When Canada’s federal budget was announced in early April, it included several measures aimed at cooling the housing market. These moves are a response to increasing concerns about the affordability of housing across the country. If the measures are passed, they will have a significant impact on real estate transactions in British Columbia.
One of the changes garnering a great deal of attention is a measure to ensure house flipping profits are taxed as business income. Many individuals across Canada invest in residential real estate in order to make improvements and sell at a profit.
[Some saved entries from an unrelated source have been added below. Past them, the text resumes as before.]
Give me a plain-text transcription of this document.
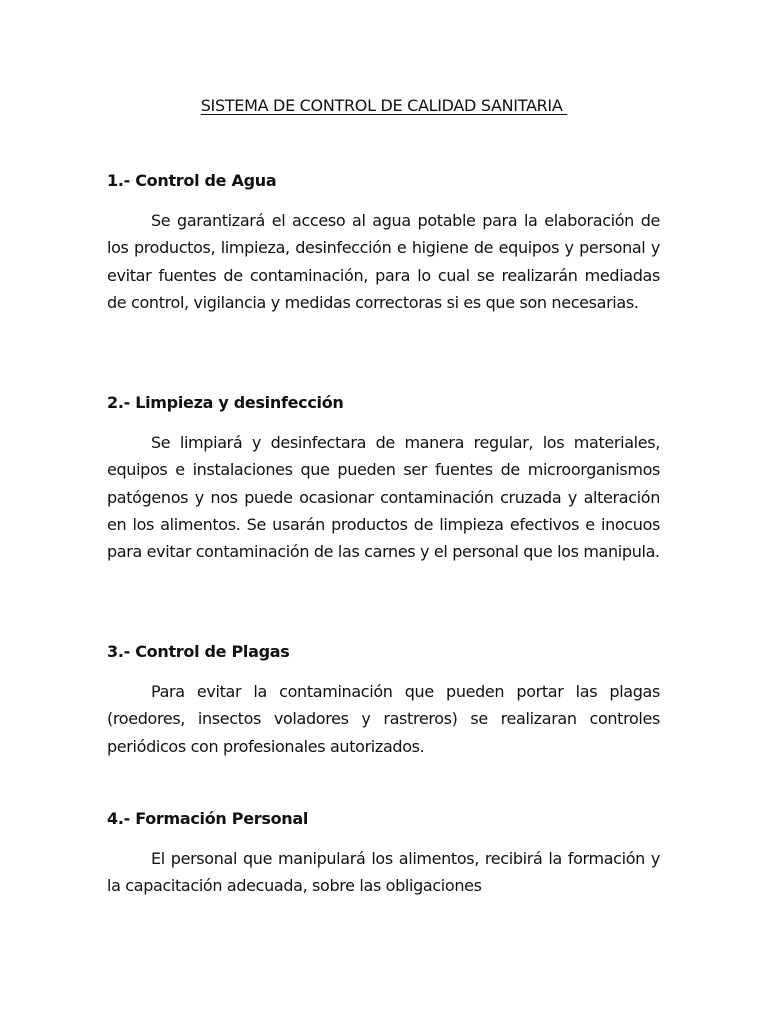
SISTEMA DE CONTROL DE CALIDAD SANITARIA

1.- Control de Agua

Se garantizará el acceso al agua potable para la elaboración de los productos, limpieza, desinfección e higiene de equipos y personal y evitar fuentes de contaminación, para lo cual se realizarán mediadas de control, vigilancia y medidas correctoras si es que son necesarias.

2.- Limpieza y desinfección

Se limpiará y desinfectara de manera regular, los materiales, equipos e instalaciones que pueden ser fuentes de microorganismos patógenos y nos puede ocasionar contaminación cruzada y alteración en los alimentos. Se usarán productos de limpieza efectivos e inocuos para evitar contaminación de las carnes y el personal que los manipula.

3.- Control de Plagas

Para evitar la contaminación que pueden portar las plagas (roedores, insectos voladores y rastreros) se realizaran controles periódicos con profesionales autorizados.

4.- Formación Personal

El personal que manipulará los alimentos, recibirá la formación y la capacitación adecuada, sobre las obligaciones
This change, if passed, would ensure that residential real estate that is purchased and sold for the purpose of flipping does not qualify for capital gains inclusion or principal residence tax exemption.
Other proposed measures include:
- Doubling the homebuyer’s amount: This would give buyers up to $1,500 in added tax relief.
- Creating a multi generational home renovation tax credit: This would help families create a separate dwelling under one roof for elderly or disabled relatives.
- Restrictions on foreign buying of Canadian property: This would block non-residents and foreign commercial firms from purchasing property in Canada, and the proposed ban would last for two years.
- Increasing the home accessibility tax credit limit to $20,000
As with any major proposed changes, sentiment and opinion is mixed on these measures. Nevertheless, it is clear from the federal budget that housing affordability will be a focus in the coming years. If passed, these measures will certainly impact British Columbia homebuyers and sellers alike, especially those looking to invest in real estate through house flipping. As always, it is recommended to speak with a real estate lawyer as soon as possible when entering the real estate market, either as a buyer or seller.